Edelmark paused. He stood slowly, folding his hands behind his back, and paced away, evidently thinking over what she’d said. Mirya watched him, wondering if he was merely making a show of careful consideration or truly digesting the very little she’d actually told him. Absently he motioned to the guards behind her, and she squeezed her eyes shut in anticipation of the pain to come-but this time the guards unlocked her manacles, and freed her wrists. She frowned and rubbed at her bruises.

“I suspect that you haven’t been completely honest with me, Mistress Erstenwold,” the captain said. “However, I can’t easily prove it-at the moment. You may go, but I’ll send you with a warning. If you see or hear from Geran Hulmaster again, you will tell us immediately, or I will charge you with conspiring against the harmach, and that will lead to a short drop and a sudden stop very soon thereafter. Do you understand me?”

“Aye, I understand you,” she answered.

Edelmark looked to the soldiers behind her. “Show her out.” He picked up his helm from the table and left; the clerk followed after him, gathering his parchment. The soldiers behind Mirya came forward and helped her to her feet-somewhat less roughly this time-and quickly ushered her out of the council dungeons. Before she knew it, she was standing on the front steps of the Council Hall, still dressed in her nightclothes, blinking at the sunlight. The guards returned inside without a word, leaving her there.

“Now what was that all about?” she muttered aloud. If Marstel’s men suspected her enough to bring her in, they certainly had reason enough to jail her or hang her. But perhaps Edelmark’s suspicions were as thinly founded as he claimed, and he didn’t want to risk making a martyr of her for the rest of the loyalists to rally around. She shivered in the cold air, drew her robe around her, and hurried toward Erstenwold’s. The first thing she meant to do was to get properly dressed; fortunately she had several changes of clothes at the store and wouldn’t have to walk all the way back home in her stocking feet.

When she reached the store, she found that her clerks had opened without her, but it was a quiet day and nothing had needed her immediate attention. She stayed only long enough to send word to the Therndons that she needed a woodworker to have a look at her door, and then made her way back home.

As she’d thought, the front door was well and truly ruined; the harmach’s men had simply stood it up in the doorway, but it was no longer attached. She sighed and worked her way inside, pausing to take in the damage to her cottage. As she’d expected, it had been searched violently and thoroughly.
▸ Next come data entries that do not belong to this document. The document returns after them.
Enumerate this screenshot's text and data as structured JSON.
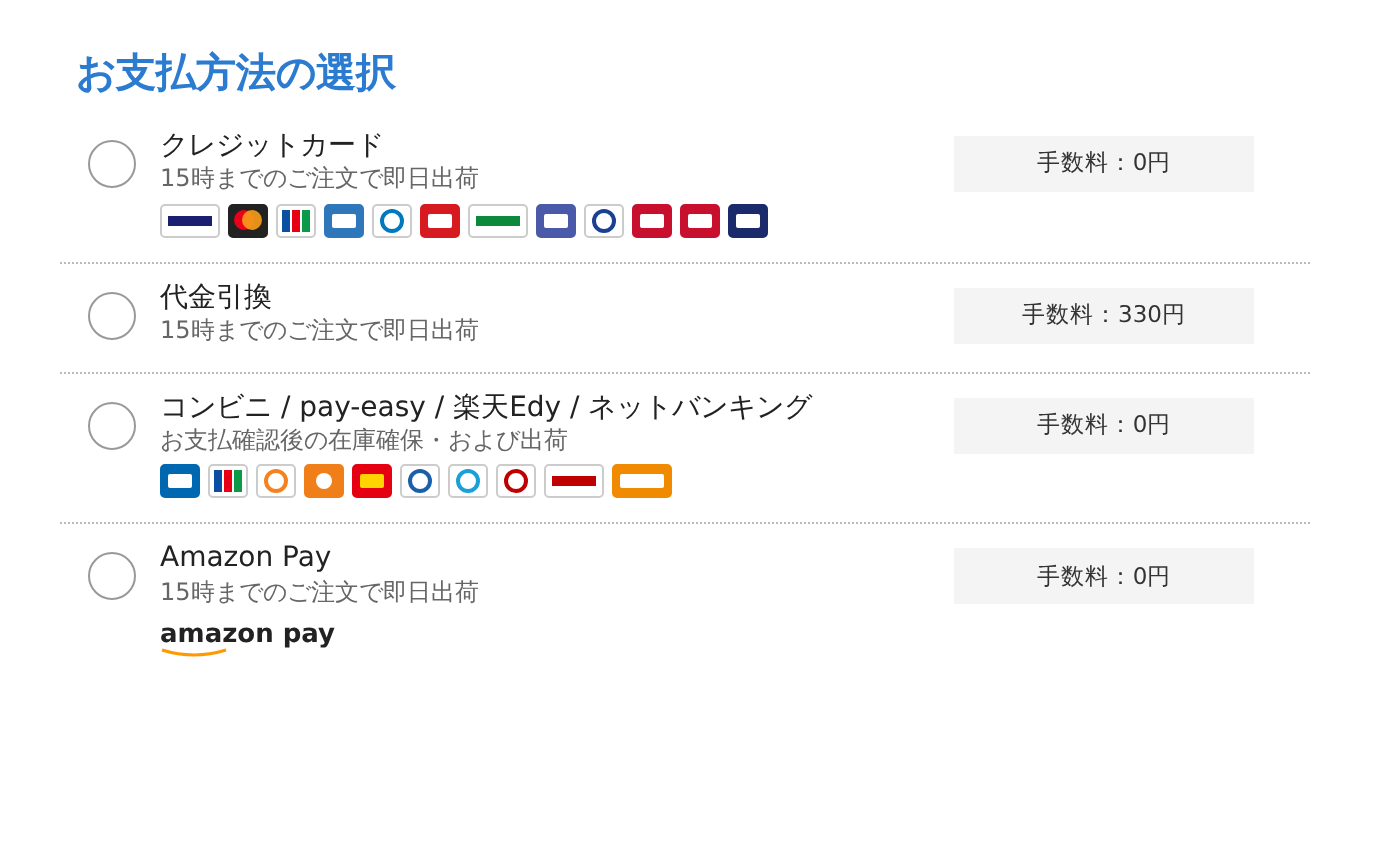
{
  "title": "お支払方法の選択",
  "methods": [
    {
      "name": "クレジットカード",
      "note": "15時までのご注文で即日出荷",
      "fee": "手数料：0円",
      "selected": false,
      "logos": [
        {
          "kind": "visa"
        },
        {
          "kind": "master"
        },
        {
          "kind": "jcb"
        },
        {
          "kind": "amex"
        },
        {
          "kind": "diners"
        },
        {
          "kind": "dc"
        },
        {
          "kind": "jaccs"
        },
        {
          "kind": "aeon"
        },
        {
          "kind": "cedyna"
        },
        {
          "kind": "ufj"
        },
        {
          "kind": "nicos"
        },
        {
          "kind": "omc"
        }
      ]
    },
    {
      "name": "代金引換",
      "note": "15時までのご注文で即日出荷",
      "fee": "手数料：330円",
      "selected": false
    },
    {
      "name": "コンビニ / pay-easy / 楽天Edy / ネットバンキング",
      "note": "お支払確認後の在庫確保・および出荷",
      "fee": "手数料：0円",
      "selected": false,
      "logos": [
        {
          "kind": "lawson"
        },
        {
          "kind": "familymart"
        },
        {
          "kind": "seven"
        },
        {
          "kind": "ministop"
        },
        {
          "kind": "daily"
        },
        {
          "kind": "seicomart"
        },
        {
          "kind": "payeasy"
        },
        {
          "kind": "edy"
        },
        {
          "kind": "rakuten"
        },
        {
          "kind": "bank"
        }
      ]
    },
    {
      "name": "Amazon Pay",
      "note": "15時までのご注文で即日出荷",
      "fee": "手数料：0円",
      "selected": false,
      "logo_text": "amazon pay"
    }
  ]
}
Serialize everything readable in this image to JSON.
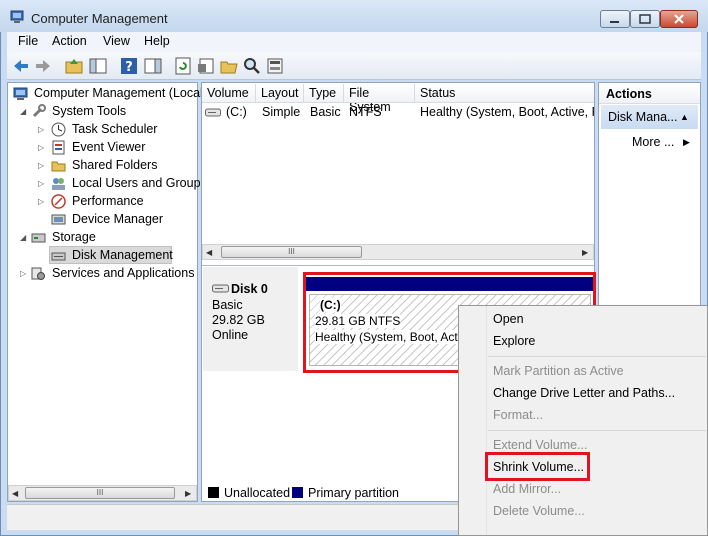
{
  "window": {
    "title": "Computer Management"
  },
  "menubar": {
    "items": [
      "File",
      "Action",
      "View",
      "Help"
    ]
  },
  "tree": {
    "root": "Computer Management (Local",
    "system_tools": "System Tools",
    "task_scheduler": "Task Scheduler",
    "event_viewer": "Event Viewer",
    "shared_folders": "Shared Folders",
    "local_users": "Local Users and Groups",
    "performance": "Performance",
    "device_manager": "Device Manager",
    "storage": "Storage",
    "disk_management": "Disk Management",
    "services": "Services and Applications",
    "scroll_thumb": "III"
  },
  "volume_table": {
    "headers": [
      "Volume",
      "Layout",
      "Type",
      "File System",
      "Status"
    ],
    "row": {
      "volume": "(C:)",
      "layout": "Simple",
      "type": "Basic",
      "file_system": "NTFS",
      "status": "Healthy (System, Boot, Active, Pr"
    },
    "scroll_thumb": "III"
  },
  "disk": {
    "name": "Disk 0",
    "type": "Basic",
    "size": "29.82 GB",
    "state": "Online",
    "volume_label": "(C:)",
    "volume_size": "29.81 GB NTFS",
    "volume_status": "Healthy (System, Boot, Acti"
  },
  "legend": {
    "unallocated": "Unallocated",
    "primary": "Primary partition"
  },
  "actions": {
    "header": "Actions",
    "selected": "Disk Mana...",
    "more": "More ..."
  },
  "context_menu": {
    "open": "Open",
    "explore": "Explore",
    "mark_active": "Mark Partition as Active",
    "change_letter": "Change Drive Letter and Paths...",
    "format": "Format...",
    "extend": "Extend Volume...",
    "shrink": "Shrink Volume...",
    "add_mirror": "Add Mirror...",
    "delete": "Delete Volume..."
  },
  "colors": {
    "primary_partition": "#000080",
    "unallocated": "#000000",
    "highlight_red": "#e0141e"
  }
}
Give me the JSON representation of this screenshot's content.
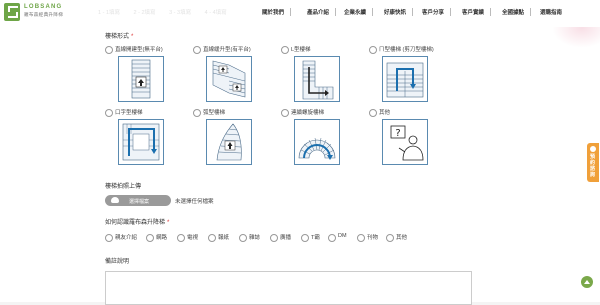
{
  "header": {
    "logo_en": "LOBSANG",
    "logo_zh": "羅布森經典升降梯",
    "breadcrumb": [
      "1 - 1填寫",
      "2 - 2填寫",
      "3 - 3填寫",
      "4 - 4填寫"
    ],
    "nav": [
      "關於我們",
      "產品介紹",
      "企業永續",
      "好康快訊",
      "客戶分享",
      "客戶實績",
      "全國據點",
      "選購指南"
    ]
  },
  "form": {
    "stair_section_label": "樓梯形式",
    "required_mark": "*",
    "stair_options": [
      {
        "label": "直線開建型(無平台)",
        "icon": "straight-stair-icon"
      },
      {
        "label": "直線緩升型(有平台)",
        "icon": "straight-landing-stair-icon"
      },
      {
        "label": "L型樓梯",
        "icon": "l-shaped-stair-icon"
      },
      {
        "label": "ㄇ型樓梯 (剪刀型樓梯)",
        "icon": "u-shaped-stair-icon"
      },
      {
        "label": "口字型樓梯",
        "icon": "square-stair-icon"
      },
      {
        "label": "弧型樓梯",
        "icon": "curved-stair-icon"
      },
      {
        "label": "連續螺旋樓梯",
        "icon": "spiral-stair-icon"
      },
      {
        "label": "其他",
        "icon": "question-person-icon"
      }
    ],
    "upload_section_label": "樓梯拍照上傳",
    "upload_button_label": "選擇檔案",
    "no_file_text": "未選擇任何檔案",
    "source_section_label": "如何認識羅布森升降梯",
    "source_options": [
      "親友介紹",
      "網路",
      "電視",
      "報紙",
      "雜誌",
      "廣播",
      "T霸",
      "DM",
      "刊物",
      "其他"
    ],
    "notes_section_label": "備註說明"
  },
  "side_tab": {
    "label": "預約諮詢"
  },
  "colors": {
    "brand_green": "#6ea547",
    "side_tab_orange": "#f0a03a",
    "required_red": "#d33333",
    "stair_border_blue": "#5a8ab0"
  }
}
Many of her best plates were broken on the kitchen floor, the cupboards were bare, the sheets and blankets were dumped on the floor … “What a mess,” she muttered. If she weren’t so angry about the senselessness of it, she would’ve thrown herself down in one of the chairs and cried.
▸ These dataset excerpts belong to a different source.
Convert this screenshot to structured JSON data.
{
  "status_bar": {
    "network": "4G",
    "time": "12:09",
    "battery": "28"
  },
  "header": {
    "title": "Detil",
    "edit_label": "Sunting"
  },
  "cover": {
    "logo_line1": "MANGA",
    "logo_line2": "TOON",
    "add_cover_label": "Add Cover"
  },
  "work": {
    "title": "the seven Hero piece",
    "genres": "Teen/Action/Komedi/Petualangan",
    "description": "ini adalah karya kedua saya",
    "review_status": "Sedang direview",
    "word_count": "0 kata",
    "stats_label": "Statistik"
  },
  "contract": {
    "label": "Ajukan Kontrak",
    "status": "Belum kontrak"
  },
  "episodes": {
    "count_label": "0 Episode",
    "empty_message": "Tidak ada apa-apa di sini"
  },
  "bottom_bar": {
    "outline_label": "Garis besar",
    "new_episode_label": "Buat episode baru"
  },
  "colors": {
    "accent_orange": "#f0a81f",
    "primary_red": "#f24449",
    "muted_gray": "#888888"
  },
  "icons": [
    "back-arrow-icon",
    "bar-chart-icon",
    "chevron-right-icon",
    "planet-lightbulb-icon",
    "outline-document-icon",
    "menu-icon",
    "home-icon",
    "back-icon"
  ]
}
She looked around, trying to determine the best place to start, but an envelope on top of her mantle caught her eye. Frowning, she went and took it down. It was addressed simply “Mirya” in a graceful, feminine hand. Somehow she doubted that the soldiers would have bothered to leave her a letter; they’d delivered their message by ransacking the house. Curious, she broke the plain wax seal and drew out a short note:

Dearest Mirya,

It is imperative that we speak at once.

— S.

“Sennifyr,” Mirya breathed. She frowned at the note, wondering what to do. Once upon a time she would have answered such a summons without a moment’s hesitation; junior initiates in the Sisterhood of the Black Veil were expected to obey. But she’d parted ways with the Sisterhood years earlier, until the troubles plaguing Hulburg in the last few months had led her to seek Mistress Sennifyr’s counsel again. The First Sister was very well informed about events in Hulburg. Every devotee of Shar in the town-many of them women who were well-placed to see and hear many of the town’s secrets-owed Sennifyr fealty, and reported to her a myriad of rumors, gossip, and observations. Mirya no longer devoted herself to the goddess of secrets and sorrow, but that didn’t mean Sennifyr wouldn’t help her if it suited her purposes to do so. Of course, Sennifyr meant to draw her back into the Sisterhood’s orbit, so Mirya would have to be on her guard.